Generally the point of billboards is to create awareness. A telephone number is there in the hope that the keen, desperate consumer who wants the product so much that he will take the time to record the number and follow through with a call. Of course most of us just ignore billboards and the messages on them. Indeed, it’s rare for a prospect to call. But there are always incoming calls that may just result in an easy sale to one person who may become a customer for life so if you don’t have those basic processes and systems in place to take the information and pass it on, what is the point of advertising?

Here are some more tips that will help this company improve its profitability, the most important metric for branding:

1) The era of the global ad buy is over. Different markets require different communications strategies. Whilst it may make sense to create awareness of a luxury product via national papers in relatively wealthy western markets, it is a waste of money in developing markets where the demand for luxury products is limited to only a few.

2) Brand building is about the long term. When you launch new products they will, if you are extremely lucky, fly off the shelves or out of the showroom. But this is the exception, not the rule. And anyway, this doesn’t mean that you can become complacent, sit back, put your feet up and relax. Your competition will soon catch up and your moment in the limelight will soon be over.

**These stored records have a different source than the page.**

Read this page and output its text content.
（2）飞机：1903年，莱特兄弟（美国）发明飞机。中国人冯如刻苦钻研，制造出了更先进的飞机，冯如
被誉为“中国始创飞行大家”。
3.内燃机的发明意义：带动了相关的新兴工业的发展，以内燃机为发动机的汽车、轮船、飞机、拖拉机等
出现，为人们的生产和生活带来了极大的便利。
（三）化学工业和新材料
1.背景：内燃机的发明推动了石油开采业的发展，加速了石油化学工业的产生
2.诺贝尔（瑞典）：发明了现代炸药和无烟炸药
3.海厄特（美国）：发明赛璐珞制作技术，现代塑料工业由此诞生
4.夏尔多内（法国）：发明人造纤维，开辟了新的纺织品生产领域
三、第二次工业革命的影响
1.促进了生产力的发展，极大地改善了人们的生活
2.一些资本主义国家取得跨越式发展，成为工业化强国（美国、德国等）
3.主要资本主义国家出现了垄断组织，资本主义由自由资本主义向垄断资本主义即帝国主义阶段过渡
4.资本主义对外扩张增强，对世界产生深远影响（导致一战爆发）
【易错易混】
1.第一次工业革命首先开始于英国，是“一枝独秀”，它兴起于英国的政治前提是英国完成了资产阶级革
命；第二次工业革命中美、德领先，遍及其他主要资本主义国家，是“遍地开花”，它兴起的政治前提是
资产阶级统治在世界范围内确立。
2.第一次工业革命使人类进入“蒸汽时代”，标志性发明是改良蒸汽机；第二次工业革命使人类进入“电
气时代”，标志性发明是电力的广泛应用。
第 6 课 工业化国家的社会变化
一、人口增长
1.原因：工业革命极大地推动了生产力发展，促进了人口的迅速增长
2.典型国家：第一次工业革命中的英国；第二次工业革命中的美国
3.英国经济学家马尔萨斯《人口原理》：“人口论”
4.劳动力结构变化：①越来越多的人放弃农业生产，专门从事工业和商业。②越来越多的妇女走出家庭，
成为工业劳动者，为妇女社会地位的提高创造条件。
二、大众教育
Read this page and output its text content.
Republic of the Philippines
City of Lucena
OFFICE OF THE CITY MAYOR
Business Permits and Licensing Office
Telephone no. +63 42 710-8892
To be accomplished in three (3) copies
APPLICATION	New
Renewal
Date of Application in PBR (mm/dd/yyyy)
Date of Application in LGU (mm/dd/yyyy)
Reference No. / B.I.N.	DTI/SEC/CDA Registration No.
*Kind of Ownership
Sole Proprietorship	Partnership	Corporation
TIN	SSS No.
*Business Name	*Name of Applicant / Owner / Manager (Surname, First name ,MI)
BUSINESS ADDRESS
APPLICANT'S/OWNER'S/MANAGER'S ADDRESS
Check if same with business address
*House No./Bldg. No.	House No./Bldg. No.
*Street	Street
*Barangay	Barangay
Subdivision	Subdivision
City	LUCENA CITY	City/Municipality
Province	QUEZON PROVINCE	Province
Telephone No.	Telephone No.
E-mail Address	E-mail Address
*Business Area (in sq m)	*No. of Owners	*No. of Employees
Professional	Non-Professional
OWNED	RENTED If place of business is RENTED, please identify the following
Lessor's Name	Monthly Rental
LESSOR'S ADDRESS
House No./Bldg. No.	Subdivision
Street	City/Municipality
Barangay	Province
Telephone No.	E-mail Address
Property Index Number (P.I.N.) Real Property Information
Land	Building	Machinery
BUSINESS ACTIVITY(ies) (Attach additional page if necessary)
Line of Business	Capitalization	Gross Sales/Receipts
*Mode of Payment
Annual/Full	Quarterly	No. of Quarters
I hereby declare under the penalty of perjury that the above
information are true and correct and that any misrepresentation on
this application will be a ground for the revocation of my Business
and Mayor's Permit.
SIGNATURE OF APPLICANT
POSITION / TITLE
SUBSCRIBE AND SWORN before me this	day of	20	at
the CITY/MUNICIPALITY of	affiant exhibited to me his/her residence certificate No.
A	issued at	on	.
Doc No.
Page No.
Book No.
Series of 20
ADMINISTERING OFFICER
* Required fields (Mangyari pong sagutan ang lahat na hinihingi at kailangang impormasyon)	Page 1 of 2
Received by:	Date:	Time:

3) The whole point of mass market advertising such as billboards and newspaper ads is to create awareness with mass markets. That is why weekend copies of daily newspapers are full of ads for hypermarkets, supermarkets, discount stores, sales and so on. But luxury products require more than a mass market tactic to make a sale. If you must use these old fashioned tools, use them to develop a database of prospects so that you can qualify those prospects and invite them to your showroom if you think they have potential.

4) Many companies will have a system in place to act on incoming enquiries. But who is responsible for ensuring those enquiries are acted on? The system must also ensure incoming enquiries are reported to sales management so that they can follow up with the sales department.

5) Brands are built on offerings of economic, experiential and emotional value. That journey begins with the first contact. It doesn’t matter how much you spend on advertising, if you can’t deliver that value, prospects will go elsewhere.

Now I’m going to call BMW to get more information on the X5.